In the United States, life healthcare requirements—often referred to as essential health benefits—are a set of minimum coverage standards that health insurance plans must meet under the Affordable Care Act (ACA). These standards ensure comprehensive, basic health services are available to all individuals and small group insurance holders, both on and off the Health Insurance Marketplace[1].
The ten essential health benefit categories mandated by the ACA include:
- Ambulatory patient services (outpatient care without being admitted to a hospital)[3].
- Emergency services[3].
- Hospitalization (such as surgery and overnight stays)[3].
- Maternity and newborn care[3].
- Mental health and substance use disorder services, including behavioral health treatment[3].
- Prescription drugs[3].
- Rehabilitative and habilitative services and devices (help patients acquire, maintain, or improve necessary physical and mental skills)[3].
- Laboratory services[3].
- Preventive and wellness services and chronic disease management[3].

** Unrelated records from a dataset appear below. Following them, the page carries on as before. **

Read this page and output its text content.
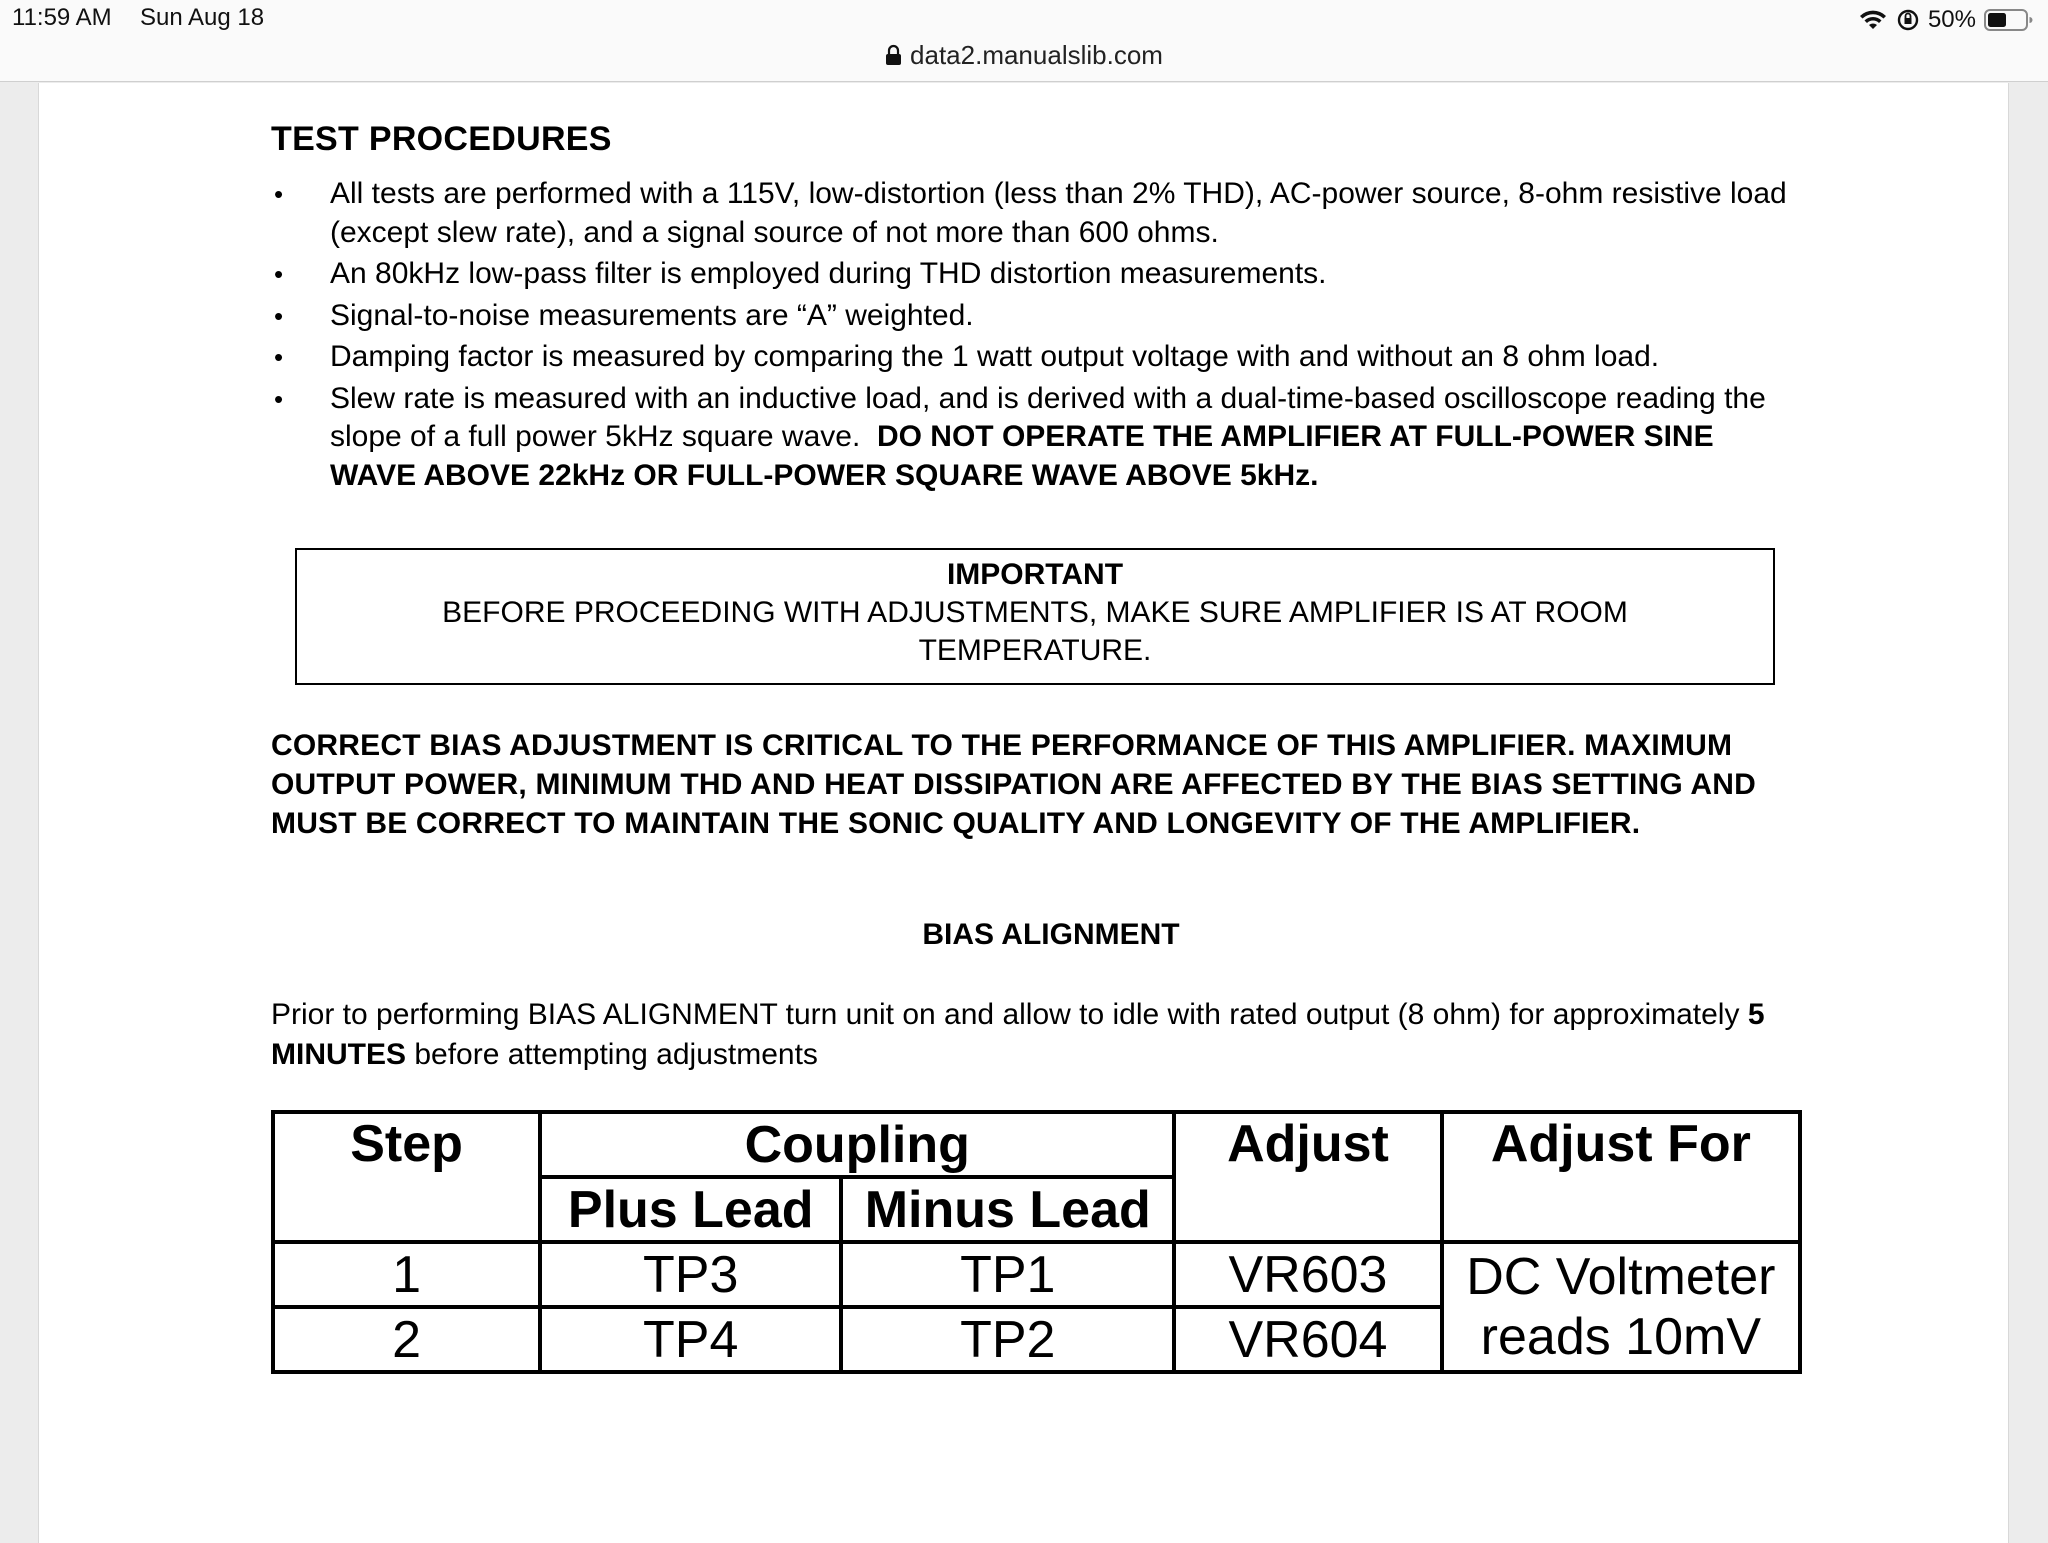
11:59 AM Sun Aug 18	50%
data2.manualslib.com
TEST PROCEDURES
• All tests are performed with a 115V, low-distortion (less than 2% THD), AC-power source, 8-ohm resistive load (except slew rate), and a signal source of not more than 600 ohms.
• An 80kHz low-pass filter is employed during THD distortion measurements.
• Signal-to-noise measurements are “A” weighted.
• Damping factor is measured by comparing the 1 watt output voltage with and without an 8 ohm load.
• Slew rate is measured with an inductive load, and is derived with a dual-time-based oscilloscope reading the slope of a full power 5kHz square wave. DO NOT OPERATE THE AMPLIFIER AT FULL-POWER SINE WAVE ABOVE 22kHz OR FULL-POWER SQUARE WAVE ABOVE 5kHz.
IMPORTANT
BEFORE PROCEEDING WITH ADJUSTMENTS, MAKE SURE AMPLIFIER IS AT ROOM TEMPERATURE.
CORRECT BIAS ADJUSTMENT IS CRITICAL TO THE PERFORMANCE OF THIS AMPLIFIER. MAXIMUM OUTPUT POWER, MINIMUM THD AND HEAT DISSIPATION ARE AFFECTED BY THE BIAS SETTING AND MUST BE CORRECT TO MAINTAIN THE SONIC QUALITY AND LONGEVITY OF THE AMPLIFIER.
BIAS ALIGNMENT
Prior to performing BIAS ALIGNMENT turn unit on and allow to idle with rated output (8 ohm) for approximately 5 MINUTES before attempting adjustments
Step	Coupling		Adjust	Adjust For
	Plus Lead	Minus Lead		
1	TP3	TP1	VR603	DC Voltmeter
reads 10mV

2	TP4	TP2	VR604	
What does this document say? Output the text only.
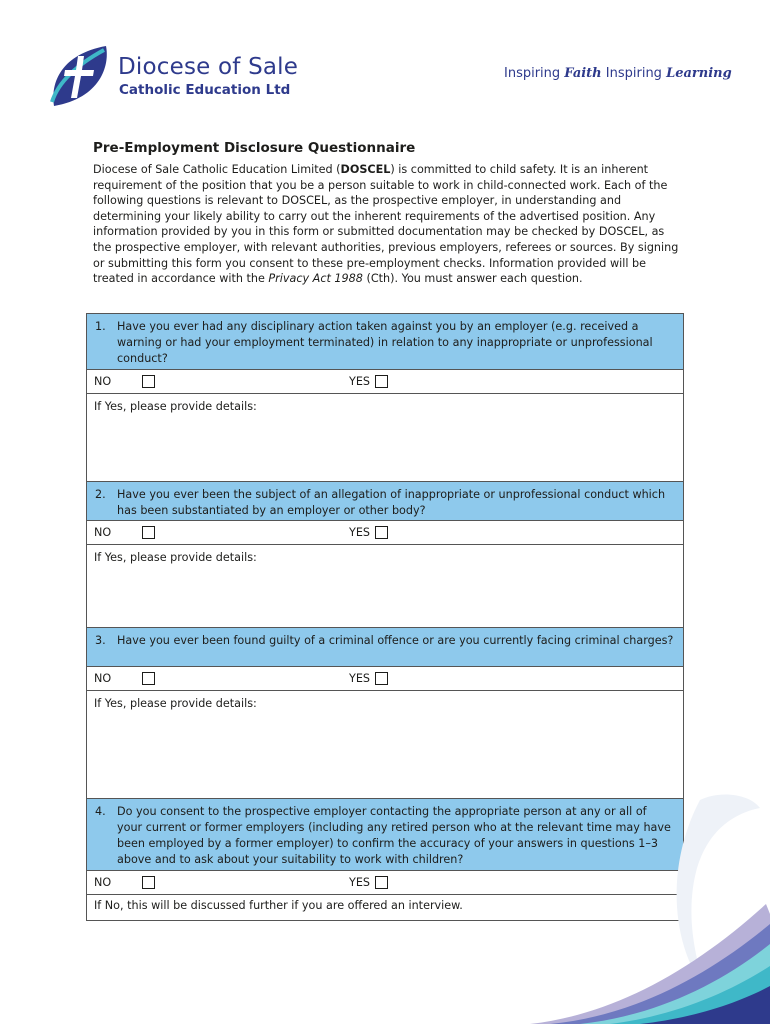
Diocese of Sale
Catholic Education Ltd
Inspiring Faith Inspiring Learning
Pre-Employment Disclosure Questionnaire
Diocese of Sale Catholic Education Limited (DOSCEL) is committed to child safety. It is an inherent requirement of the position that you be a person suitable to work in child-connected work. Each of the following questions is relevant to DOSCEL, as the prospective employer, in understanding and determining your likely ability to carry out the inherent requirements of the advertised position. Any information provided by you in this form or submitted documentation may be checked by DOSCEL, as the prospective employer, with relevant authorities, previous employers, referees or sources. By signing or submitting this form you consent to these pre-employment checks. Information provided will be treated in accordance with the Privacy Act 1988 (Cth). You must answer each question.
1.	Have you ever had any disciplinary action taken against you by an employer (e.g. received a warning or had your employment terminated) in relation to any inappropriate or unprofessional conduct?
NO	YES
If Yes, please provide details:
2.	Have you ever been the subject of an allegation of inappropriate or unprofessional conduct which has been substantiated by an employer or other body?
NO	YES
If Yes, please provide details:
3.	Have you ever been found guilty of a criminal offence or are you currently facing criminal charges?
NO	YES
If Yes, please provide details:
4.	Do you consent to the prospective employer contacting the appropriate person at any or all of your current or former employers (including any retired person who at the relevant time may have been employed by a former employer) to confirm the accuracy of your answers in questions 1–3 above and to ask about your suitability to work with children?
NO	YES
If No, this will be discussed further if you are offered an interview.
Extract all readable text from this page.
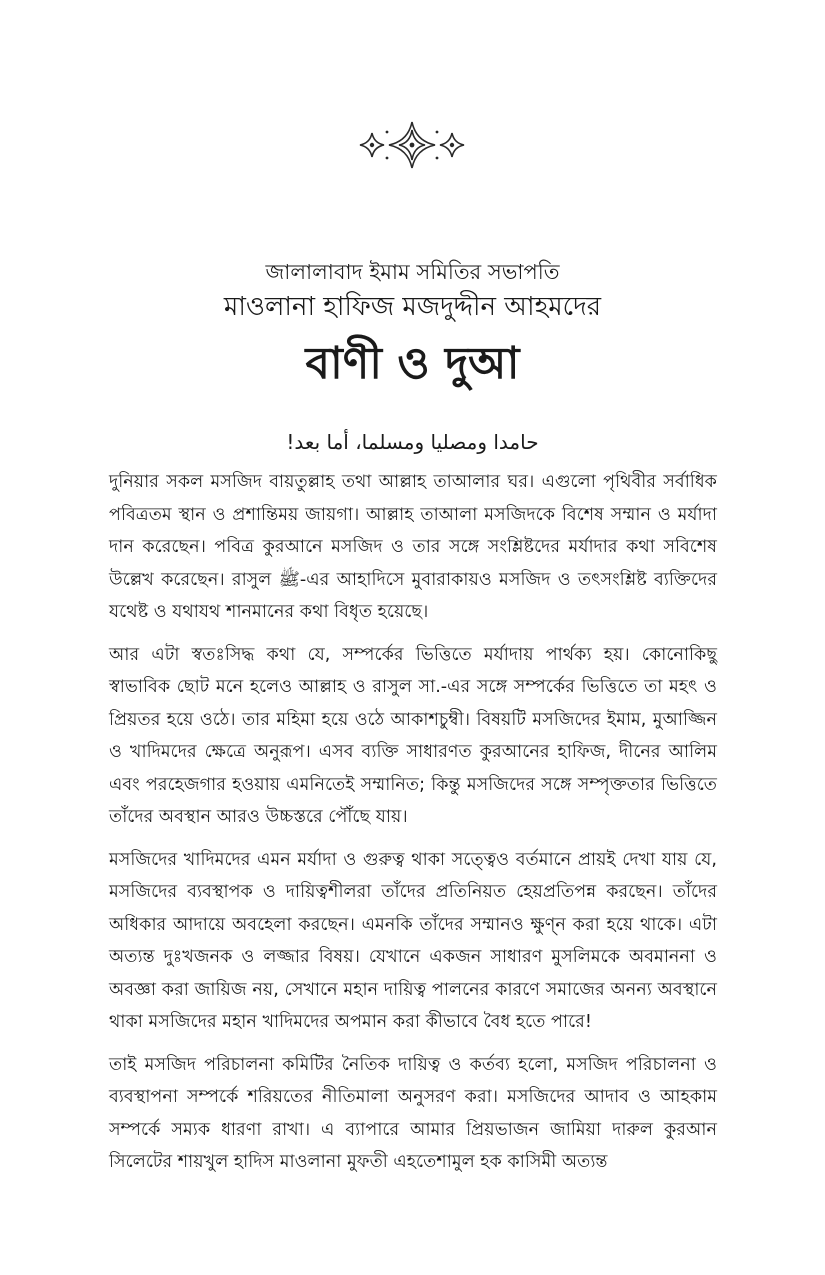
জালালাবাদ ইমাম সমিতির সভাপতি

মাওলানা হাফিজ মজদুদ্দীন আহমদের

বাণী ও দুআ

حامدا ومصليا ومسلما، أما بعد!

দুনিয়ার সকল মসজিদ বায়তুল্লাহ তথা আল্লাহ তাআলার ঘর। এগুলো পৃথিবীর সর্বাধিক পবিত্রতম স্থান ও প্রশান্তিময় জায়গা। আল্লাহ তাআলা মসজিদকে বিশেষ সম্মান ও মর্যাদা দান করেছেন। পবিত্র কুরআনে মসজিদ ও তার সঙ্গে সংশ্লিষ্টদের মর্যাদার কথা সবিশেষ উল্লেখ করেছেন। রাসুল ﷺ-এর আহাদিসে মুবারাকায়ও মসজিদ ও তৎসংশ্লিষ্ট ব্যক্তিদের যথেষ্ট ও যথাযথ শানমানের কথা বিধৃত হয়েছে।

আর এটা স্বতঃসিদ্ধ কথা যে, সম্পর্কের ভিত্তিতে মর্যাদায় পার্থক্য হয়। কোনোকিছু স্বাভাবিক ছোট মনে হলেও আল্লাহ ও রাসুল সা.-এর সঙ্গে সম্পর্কের ভিত্তিতে তা মহৎ ও প্রিয়তর হয়ে ওঠে। তার মহিমা হয়ে ওঠে আকাশচুম্বী। বিষয়টি মসজিদের ইমাম, মুআজ্জিন ও খাদিমদের ক্ষেত্রে অনুরূপ। এসব ব্যক্তি সাধারণত কুরআনের হাফিজ, দীনের আলিম এবং পরহেজগার হওয়ায় এমনিতেই সম্মানিত; কিন্তু মসজিদের সঙ্গে সম্পৃক্ততার ভিত্তিতে তাঁদের অবস্থান আরও উচ্চস্তরে পৌঁছে যায়।

মসজিদের খাদিমদের এমন মর্যাদা ও গুরুত্ব থাকা সত্ত্বেও বর্তমানে প্রায়ই দেখা যায় যে, মসজিদের ব্যবস্থাপক ও দায়িত্বশীলরা তাঁদের প্রতিনিয়ত হেয়প্রতিপন্ন করছেন। তাঁদের অধিকার আদায়ে অবহেলা করছেন। এমনকি তাঁদের সম্মানও ক্ষুণ্ন করা হয়ে থাকে। এটা অত্যন্ত দুঃখজনক ও লজ্জার বিষয়। যেখানে একজন সাধারণ মুসলিমকে অবমাননা ও অবজ্ঞা করা জায়িজ নয়, সেখানে মহান দায়িত্ব পালনের কারণে সমাজের অনন্য অবস্থানে থাকা মসজিদের মহান খাদিমদের অপমান করা কীভাবে বৈধ হতে পারে!

তাই মসজিদ পরিচালনা কমিটির নৈতিক দায়িত্ব ও কর্তব্য হলো, মসজিদ পরিচালনা ও ব্যবস্থাপনা সম্পর্কে শরিয়তের নীতিমালা অনুসরণ করা। মসজিদের আদাব ও আহকাম সম্পর্কে সম্যক ধারণা রাখা। এ ব্যাপারে আমার প্রিয়ভাজন জামিয়া দারুল কুরআন সিলেটের শায়খুল হাদিস মাওলানা মুফতী এহতেশামুল হক কাসিমী অত্যন্ত
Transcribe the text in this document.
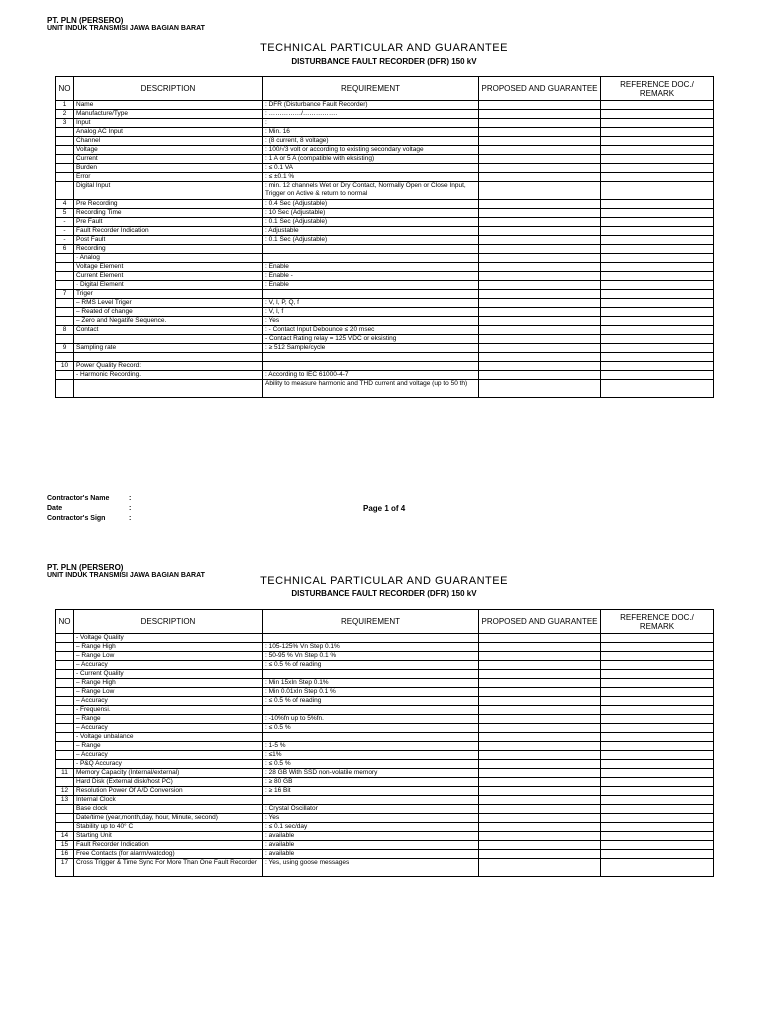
PT. PLN (PERSERO)
UNIT INDUK TRANSMISI JAWA BAGIAN BARAT
TECHNICAL PARTICULAR AND GUARANTEE
DISTURBANCE FAULT RECORDER (DFR) 150 kV
NO	DESCRIPTION	REQUIREMENT	PROPOSED AND GUARANTEE	REFERENCE DOC./ REMARK
1	Name	: DFR (Disturbance Fault Recorder)		
2	Manufacture/Type	: ……………/…………….		
3	Input	:		
	Analog AC Input	: Min. 16		
	Channel	: (8 current, 8 voltage)		
	Voltage	: 100/√3 volt or according to existing secondary voltage		
	Current	: 1 A or 5 A (compatible with eksisting)		
	Burden	: ≤ 0.1 VA		
	Error	: ≤ ±0.1 %		
	Digital Input	: min. 12 channels Wet or Dry Contact, Normally Open or Close Input, Trigger on Active & return to normal		
4	Pre Recording	: 0.4 Sec (Adjustable)		
5	Recording Time	: 10 Sec (Adjustable)		
-	Pre Fault	: 0.1 Sec (Adjustable)		
-	Fault Recorder Indication	: Adjustable		
-	Post Fault	: 0.1 Sec (Adjustable)		
6	Recording			
	· Analog			
	Voltage Element	: Enable		
	Current Element	: Enable -		
	· Digital Element	: Enable		
7	Triger			
	– RMS Level Triger	: V, I, P, Q, f		
	– Reated of change	: V, I, f		
	– Zero and Negatife Sequence.	: Yes		
8	Contact	: - Contact Input Debounce ≤ 20 msec		
		- Contact Rating relay = 125 VDC or eksisting		
9	Sampling rate	: ≥ 512 Sample/cycle		

10	Power Quality Record:			
	- Harmonic Recording.	: According to IEC 61000-4-7		
		Ability to measure harmonic and THD current and voltage (up to 50 th)		
Contractor's Name	:
Date	:
Contractor's Sign	:
Page 1 of 4
PT. PLN (PERSERO)
UNIT INDUK TRANSMISI JAWA BAGIAN BARAT	TECHNICAL PARTICULAR AND GUARANTEE
DISTURBANCE FAULT RECORDER (DFR) 150 kV
NO	DESCRIPTION	REQUIREMENT	PROPOSED AND GUARANTEE	REFERENCE DOC./ REMARK
	- Voltage Quality			
	– Range High	: 105-125% Vn Step 0.1%		
	– Range Low	: 50-95 % Vn Step 0.1 %		
	– Accuracy	: ≤ 0.5 % of reading		
	- Current Quality			
	– Range High	: Min 15xIn Step 0.1%		
	– Range Low	: Min 0.01xIn Step 0.1 %		
	– Accuracy	: ≤ 0.5 % of reading		
	- Frequensi.			
	– Range	: -10%fn up to 5%fn.		
	– Accuracy	: ≤ 0.5 %		
	- Voltage unbalance			
	– Range	: 1-5 %		
	– Accuracy	: ≤1%		
	- P&Q Accuracy	: ≤ 0.5 %		
11	Memory Capacity (Internal/external)	: 28 GB With SSD non-volatile memory		
	Hard Disk (External disk/host PC)	: ≥ 80 GB		
12	Resolution Power Of A/D Conversion	: ≥ 16 Bit		
13	Internal Clock			
	Base clock	: Crystal Oscillator		
	Date/time (year,month,day, hour, Minute, second)	: Yes		
	Stability up to 40° C	: ≤ 0.1 sec/day		
14	Starting Unit	: available		
15	Fault Recorder Indication	: available		
16	Free Contacts (for alarm/watcdog)	: available		
17	Cross Trigger & Time Sync For More Than One Fault Recorder	: Yes, using goose messages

- Pediatric services, including oral and vision care[3].
Insurance plans must provide these benefits with limits on annual out-of-pocket costs and are prohibited from placing annual or lifetime caps on the total cost of covered services[1]. However, limits on the number of specific covered visits (such as therapy sessions) are allowed[1].
Plans that meet these standards are considered to offer minimum essential coverage, which also includes employer-sponsored plans, Medicare, most Medicaid plans, and the Children’s Health Insurance Program (CHIP). While minimum essential coverage is no longer required by federal mandate, some states still require residents to maintain this level of insurance[6].
Coverage specifics, such as which preventive services are free versus subject to cost-sharing, may vary based on individual state laws and plan details. It’s important for consumers to review the Summary of Benefits and Coverage provided by their insurer to understand what is included in their plan[5].